Thursday, July 28, 2016

Laissez-Faire Economic Policy

From guest blogger, Liam.

Laissez-faire economic policy fails to address a business's damage/cost to the environment. In a free-market economy, production is determined from where marginal cost maximizes long-run profits. Almost all business's do not take environmental cost into consideration when determining marginal cost. Laissez-faire policy asserts that once the problem becomes relevant enough and costly enough then businesses will react and adjust accordingly. This policy works very well for "normal-goods" but environmental damage is not in the realm of normal goods, it is more than a good (bad) to be considered in a economic problem.
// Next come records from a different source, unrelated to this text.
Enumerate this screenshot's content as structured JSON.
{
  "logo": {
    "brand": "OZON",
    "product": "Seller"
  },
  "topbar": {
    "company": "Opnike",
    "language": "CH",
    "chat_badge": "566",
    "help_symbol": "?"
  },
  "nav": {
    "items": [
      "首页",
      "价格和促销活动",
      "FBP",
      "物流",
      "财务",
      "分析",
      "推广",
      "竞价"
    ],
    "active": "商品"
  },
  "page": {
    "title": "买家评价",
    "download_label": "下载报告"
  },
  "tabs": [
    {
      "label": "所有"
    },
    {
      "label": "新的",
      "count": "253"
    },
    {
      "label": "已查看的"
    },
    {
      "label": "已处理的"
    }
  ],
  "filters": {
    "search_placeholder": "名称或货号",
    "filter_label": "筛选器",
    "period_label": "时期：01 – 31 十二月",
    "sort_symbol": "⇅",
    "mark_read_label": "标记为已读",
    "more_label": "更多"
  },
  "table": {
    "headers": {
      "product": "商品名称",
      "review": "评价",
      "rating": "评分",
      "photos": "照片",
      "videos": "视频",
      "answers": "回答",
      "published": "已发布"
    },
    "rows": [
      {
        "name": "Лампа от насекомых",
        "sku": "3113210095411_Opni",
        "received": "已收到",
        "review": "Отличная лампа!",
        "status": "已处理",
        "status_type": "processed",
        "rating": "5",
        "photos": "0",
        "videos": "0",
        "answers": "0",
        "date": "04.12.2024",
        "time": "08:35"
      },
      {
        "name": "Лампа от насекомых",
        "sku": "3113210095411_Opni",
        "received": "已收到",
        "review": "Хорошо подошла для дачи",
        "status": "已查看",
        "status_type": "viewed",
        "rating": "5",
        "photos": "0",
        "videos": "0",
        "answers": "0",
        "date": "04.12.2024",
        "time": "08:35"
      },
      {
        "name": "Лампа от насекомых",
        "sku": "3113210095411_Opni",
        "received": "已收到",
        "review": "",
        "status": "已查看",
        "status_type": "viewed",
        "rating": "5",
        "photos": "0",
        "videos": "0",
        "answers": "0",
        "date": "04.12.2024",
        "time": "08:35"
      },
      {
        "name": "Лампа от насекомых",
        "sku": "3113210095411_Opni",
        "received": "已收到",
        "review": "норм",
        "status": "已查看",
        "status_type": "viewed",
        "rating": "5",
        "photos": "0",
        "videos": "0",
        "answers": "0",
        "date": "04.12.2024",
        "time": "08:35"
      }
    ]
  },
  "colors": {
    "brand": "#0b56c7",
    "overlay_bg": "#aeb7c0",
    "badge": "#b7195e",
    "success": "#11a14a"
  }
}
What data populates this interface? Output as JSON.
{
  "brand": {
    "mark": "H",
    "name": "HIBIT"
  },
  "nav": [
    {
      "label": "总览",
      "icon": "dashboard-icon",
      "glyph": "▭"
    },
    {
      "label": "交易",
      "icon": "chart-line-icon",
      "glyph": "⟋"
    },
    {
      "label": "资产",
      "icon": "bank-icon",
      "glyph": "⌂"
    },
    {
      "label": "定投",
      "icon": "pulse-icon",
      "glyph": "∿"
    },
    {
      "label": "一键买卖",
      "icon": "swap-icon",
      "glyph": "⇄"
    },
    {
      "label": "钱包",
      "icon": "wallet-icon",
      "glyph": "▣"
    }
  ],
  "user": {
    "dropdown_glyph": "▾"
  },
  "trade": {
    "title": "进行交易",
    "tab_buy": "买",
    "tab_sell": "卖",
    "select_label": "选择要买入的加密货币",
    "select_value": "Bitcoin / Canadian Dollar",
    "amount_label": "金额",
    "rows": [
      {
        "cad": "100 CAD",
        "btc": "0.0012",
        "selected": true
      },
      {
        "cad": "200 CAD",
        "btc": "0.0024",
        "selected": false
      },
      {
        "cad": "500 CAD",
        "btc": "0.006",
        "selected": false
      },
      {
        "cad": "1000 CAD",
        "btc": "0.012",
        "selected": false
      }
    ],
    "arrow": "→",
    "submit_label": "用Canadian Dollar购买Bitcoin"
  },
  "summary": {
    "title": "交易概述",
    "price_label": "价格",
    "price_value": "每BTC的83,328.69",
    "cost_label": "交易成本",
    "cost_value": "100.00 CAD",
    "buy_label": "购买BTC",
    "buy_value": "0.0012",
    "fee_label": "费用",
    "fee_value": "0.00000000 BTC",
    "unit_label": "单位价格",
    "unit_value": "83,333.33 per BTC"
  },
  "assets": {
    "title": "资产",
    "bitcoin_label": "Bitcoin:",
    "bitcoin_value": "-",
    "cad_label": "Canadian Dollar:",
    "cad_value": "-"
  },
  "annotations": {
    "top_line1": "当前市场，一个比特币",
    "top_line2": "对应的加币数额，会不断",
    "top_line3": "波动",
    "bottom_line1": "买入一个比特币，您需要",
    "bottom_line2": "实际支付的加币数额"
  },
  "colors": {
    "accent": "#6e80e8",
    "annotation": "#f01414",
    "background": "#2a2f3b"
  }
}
Every day we do marginally more damage to the environment but these costs add up over time. If we continued this practice then nobody would have to pay until it was too late. Because of this, the government must intervene to ensure that the economy fairly determines how business production/pollution damages the environment.
     
Determining a per-unit cost on different pollutants over time is a difficult cost to measure but it provides the necessary incentive for businesses to minimize their environmental damage.
     
I don't think we can blame businesses for their past transgressions, however. In the free-market, businesses are encouraged to compete with others in their same industry. In order to succeed, most businesses neglected environmental cost. If they had considered economic cost, then their competitors would have bankrupted them by offering lower prices, or higher quality for the same price. So, we must accept that great environmental damage has already been done, and laissez-faire is the economic policy that allowed businesses to produce so carelessly.